The first issue that Kishida raised at the outset of the summit was about the ban implemented over Japan’s release of treated water into the ocean from the Fukushima No. 1 nuclear power plant.
“Let’s have experts discuss the issue from a scientific perspective,” Kishida told Xi. “It must be done in such a way as to respect the authority and independence of the International Atomic Energy Agency.”
Hoping for a resolution, Kishida repeatedly urged Xi to have China make judgments based on scientific evidence, unwittingly clenching his right fist tightly, according to sources.
Kishida directly demanded Xi to immediately lift China’s import ban. There was no positive response from Xi.
As Tokyo Electric Power Company Holdings, Inc. started to release treated water into the ocean on Aug. 24, China suspended all imports of marine products from Japan. Consequently, bilateral relations quickly cooled.

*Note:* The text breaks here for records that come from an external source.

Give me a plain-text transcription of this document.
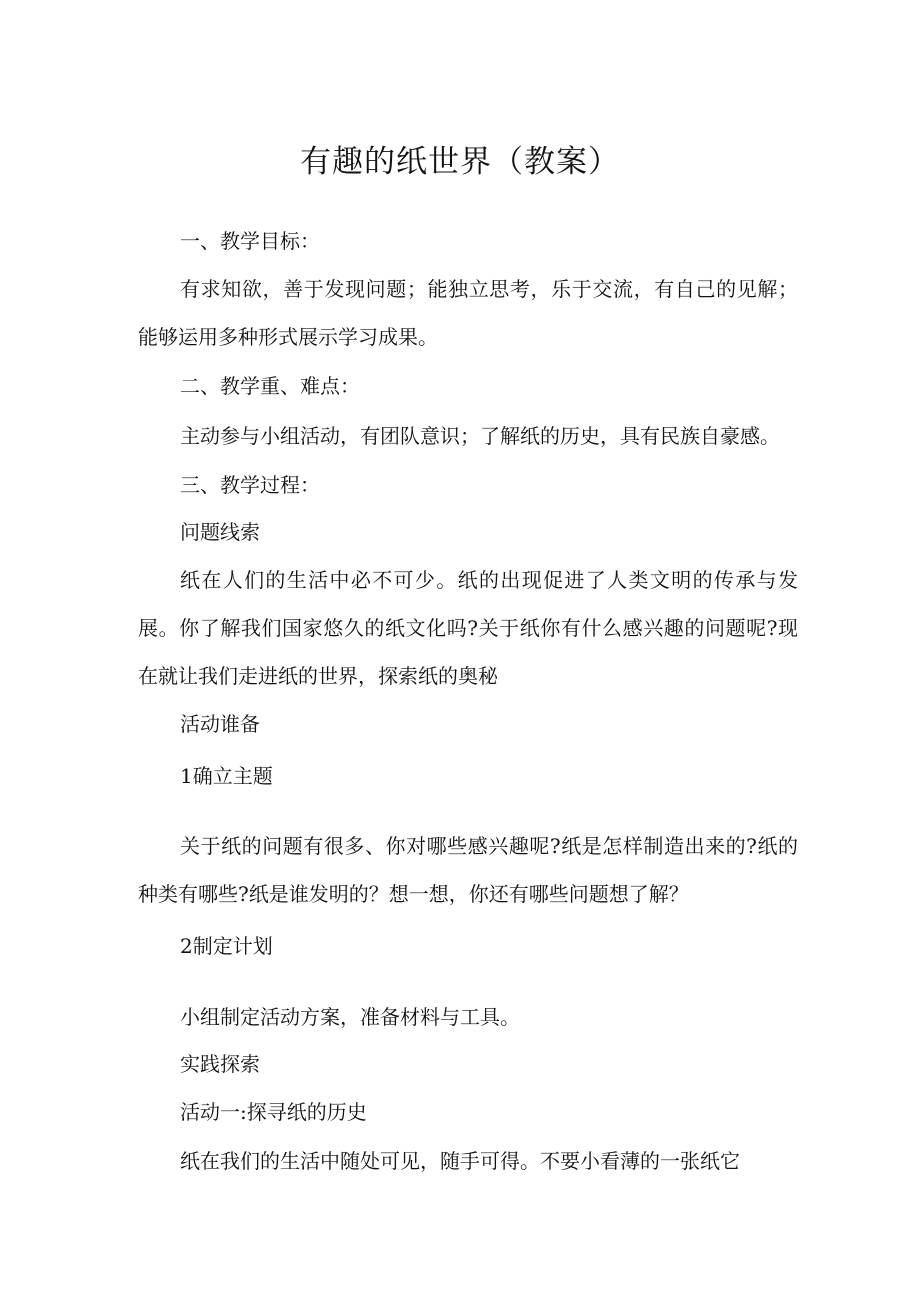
有趣的纸世界（教案）
一、教学目标：
有求知欲，善于发现问题；能独立思考，乐于交流，有自己的见解；能够运用多种形式展示学习成果。
二、教学重、难点：
主动参与小组活动，有团队意识；了解纸的历史，具有民族自豪感。
三、教学过程：
问题线索
纸在人们的生活中必不可少。纸的出现促进了人类文明的传承与发展。你了解我们国家悠久的纸文化吗?关于纸你有什么感兴趣的问题呢?现在就让我们走进纸的世界，探索纸的奥秘
活动谁备
1确立主题
关于纸的问题有很多、你对哪些感兴趣呢?纸是怎样制造出来的?纸的种类有哪些?纸是谁发明的？想一想，你还有哪些问题想了解？
2制定计划
小组制定活动方案，准备材料与工具。
实践探索
活动一:探寻纸的历史
纸在我们的生活中随处可见，随手可得。不要小看薄的一张纸它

The Japanese government officially announced the Kishida-Xi summit, taking place on the sidelines of the Asia-Pacific Economic Cooperation summit in San Francisco, only about five hours before it was to take place.
A year ago, when they had a summit on the sidelines of the APEC summit in Bangkok, the meeting was announced three days in advance.
The content of their discussions was believed at the root of this delay in announcing Thursday’s meeting.
Xi’s charm offensive
A prevailing view within the Japanese government is that China agreed to the meeting to reinforce relations with Japan to rebuild its economy, which is showing signs of sluggishness. After the meeting, Xi shook hands not only with Kishida but also with other officials present at the summit.
“It is likely that China aims at remaking the international order into a China-led system,” said a senior government official. “We must not be taken in.”
Reconfirmed during the summit was Japan and China’s “mutually beneficial relationship based on common strategic interests” that refers to both sides cooperating to solve problems while pursuing common interests.
Nevertheless, there are myriad issues between Japan and China, and resolving them will not be easy. There was no progress made on other issues, including the detentions of Japanese nationals by Chinese authorities.
Impact of talks with Biden
Impacting the Kishida-Xi summit was the summit a day earlier between U.S. President Joe Biden and Xi.
Biden and Xi confirmed the continuation of dialogue to manage competition responsibly so as not to have it “veer into conflict.” A heated exchange of views unfolded, however, over the situation regarding Taiwan.
Japanese government officials were wary of Japan being left behind if the United States and China became closer.
“Because the United States maintained a certain distance from China, that enabled Japan to speak firmly to China,” said a source close to Kishida.
Japan, as the chair of this year’s G7, helped write the leaders’ communique in May, which included the sentences, “We strongly oppose any unilateral attempts to change the status quo by force or coercion” and “We reaffirm the importance of peace and stability across the Taiwan Strait.”
Kishida, after the summit with Xi, said to reporters, “I felt a certain response.”
It will be important from now on to continue to keep an eye on how China will act and respond accordingly.